Updated Dec 18, 2020
Version 2.0
  • xdansmith, the five improvements mentioned in the post were all complete when Nadim posted in December. Since publishing the post, we’ve continued work on architectural, operational, and infrastructure reliability initiatives aligned with the principals described here: Advancing Azure Active Directory availability | Azure Blog and Updates | Microsoft Azure. We know our customers rely on Azure AD for vital apps, so resilience and security are our top priorities. We’ll follow up later this year with another post to let you know what improvements we’ve completed and what we’re working on.

     

    For a detailed description of the incident this week, you can see the RCA on the Azure Status History page (posted on 3/15 with tracking ID LN01-P8Z).

  • xdansmith's avatar
    xdansmith
    Copper Contributor

    Everything in this post sounds great. It'd be very much appreciated to have a follow-up post to this one to explain where things stand now and where they're going, specifically in respect to what took Azure AD down globally this week.

     

    Are the points in this post not yet live so the benefits haven't been realized?  

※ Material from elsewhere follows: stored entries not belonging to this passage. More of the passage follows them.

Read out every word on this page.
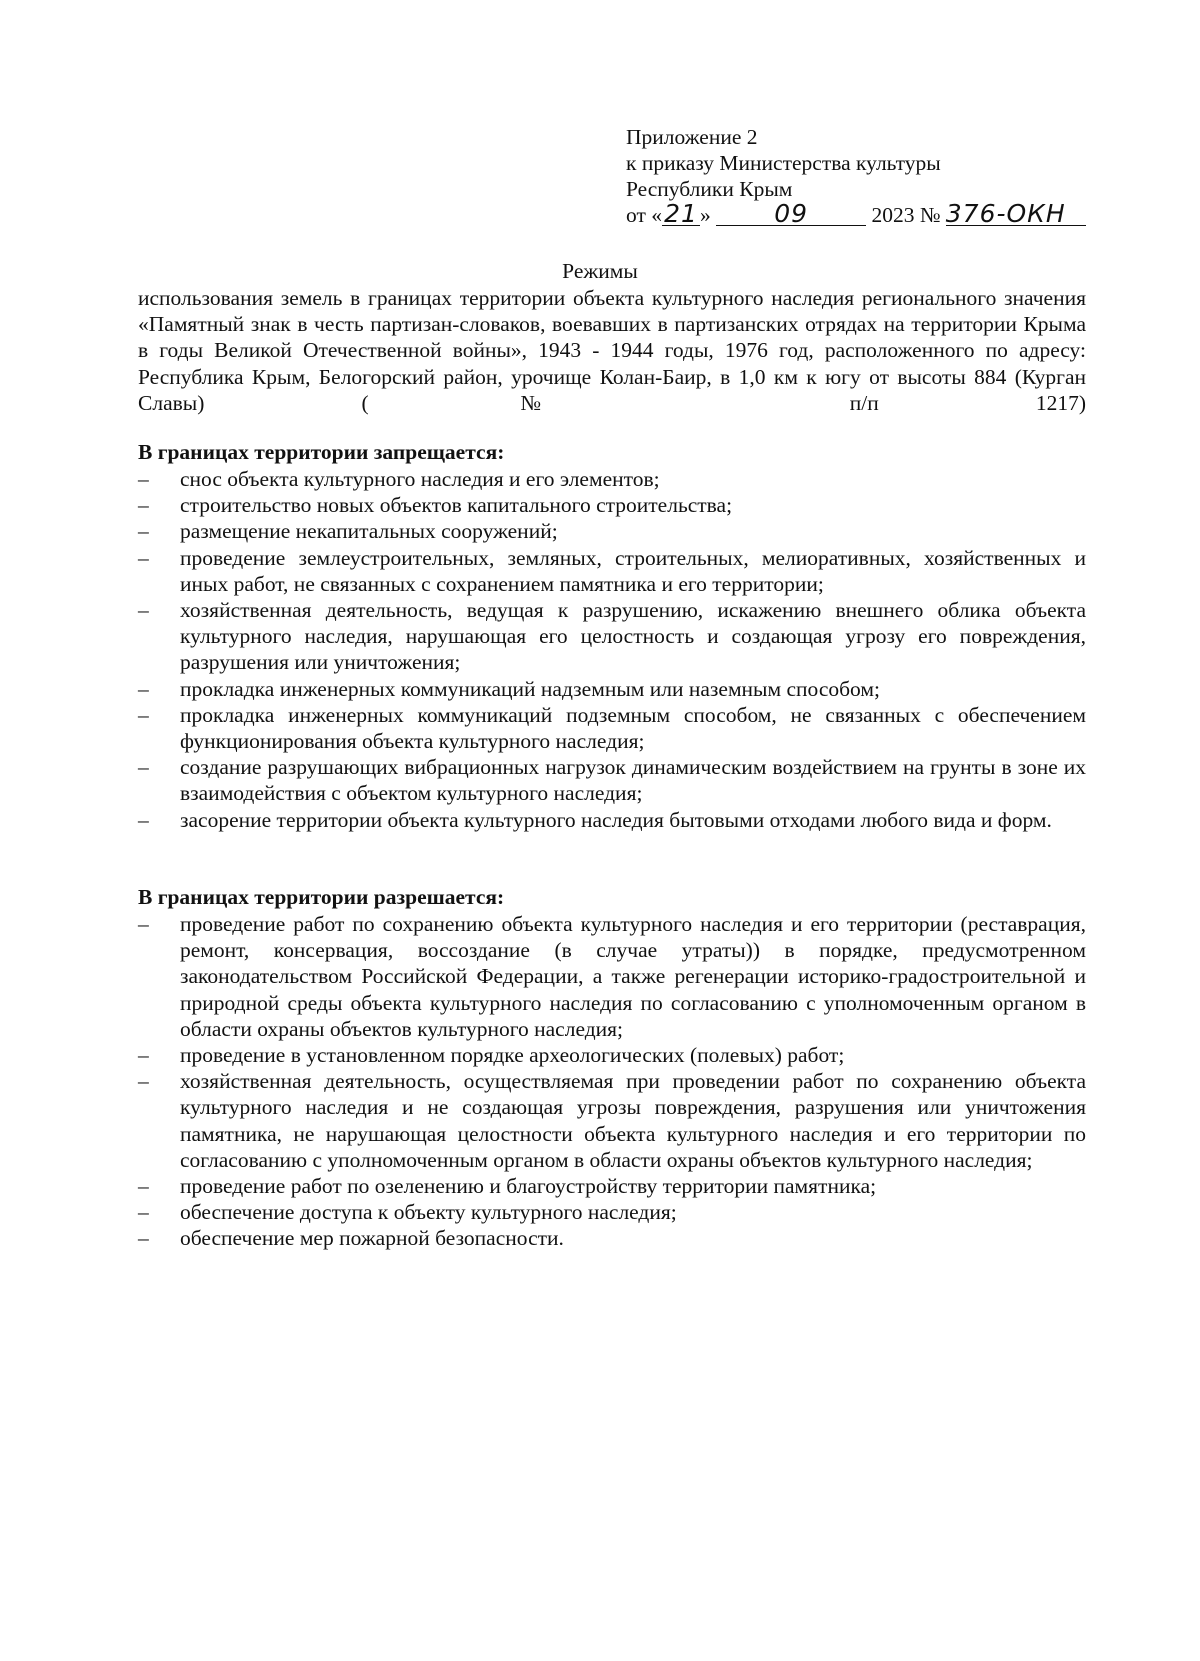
Приложение 2
к приказу Министерства культуры
Республики Крым
от «21»	09	2023 № 376-ОКН
Режимы
использования земель в границах территории объекта культурного наследия регионального значения «Памятный знак в честь партизан-словаков, воевавших в партизанских отрядах на территории Крыма в годы Великой Отечественной войны», 1943 - 1944 годы, 1976 год, расположенного по адресу: Республика Крым, Белогорский район, урочище Колан-Баир, в 1,0 км к югу от высоты 884 (Курган Славы) (№ п/п 1217)
В границах территории запрещается:
– снос объекта культурного наследия и его элементов;
– строительство новых объектов капитального строительства;
– размещение некапитальных сооружений;
– проведение землеустроительных, земляных, строительных, мелиоративных, хозяйственных и иных работ, не связанных с сохранением памятника и его территории;
– хозяйственная деятельность, ведущая к разрушению, искажению внешнего облика объекта культурного наследия, нарушающая его целостность и создающая угрозу его повреждения, разрушения или уничтожения;
– прокладка инженерных коммуникаций надземным или наземным способом;
– прокладка инженерных коммуникаций подземным способом, не связанных с обеспечением функционирования объекта культурного наследия;
– создание разрушающих вибрационных нагрузок динамическим воздействием на грунты в зоне их взаимодействия с объектом культурного наследия;
– засорение территории объекта культурного наследия бытовыми отходами любого вида и форм.
В границах территории разрешается:
– проведение работ по сохранению объекта культурного наследия и его территории (реставрация, ремонт, консервация, воссоздание (в случае утраты)) в порядке, предусмотренном законодательством Российской Федерации, а также регенерации историко-градостроительной и природной среды объекта культурного наследия по согласованию с уполномоченным органом в области охраны объектов культурного наследия;
– проведение в установленном порядке археологических (полевых) работ;
– хозяйственная деятельность, осуществляемая при проведении работ по сохранению объекта культурного наследия и не создающая угрозы повреждения, разрушения или уничтожения памятника, не нарушающая целостности объекта культурного наследия и его территории по согласованию с уполномоченным органом в области охраны объектов культурного наследия;
– проведение работ по озеленению и благоустройству территории памятника;
– обеспечение доступа к объекту культурного наследия;
– обеспечение мер пожарной безопасности.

  • pgierveld The new SLA commitment is also per month and is applicable to licensed Azure AD Premium customers. The specific terms of the SLA including additional details on the scenarios covered and calculations, will be included in the public SLA update on April 1.

  • takatano The new SLA (99.99%) applies to Azure AD user authentication scenarios for all licensed Azure AD Premium customers. We are working through the details of updating the Azure AD B2C SLA and will announce changes there in the near future.

  • pgierveld's avatar
    pgierveld
    Copper Contributor

    The SLA was 99.9%, per month! Is the new 99.99% also per month? Meaning you will get a discount on the subscription for the month when there was an outage on Azure AD Services for your tenant, lasting longer than 4 minutes.

  • takatano's avatar
    takatano
    Copper Contributor

    Will the new SLA (99.99%) offered to both Azure AD and Azure AD B2C?

  • NadeemAkh's avatar
    NadeemAkh
    Copper Contributor

    Very impressive nadimabdo, pleased with the update. identity team should be very proud with these developments.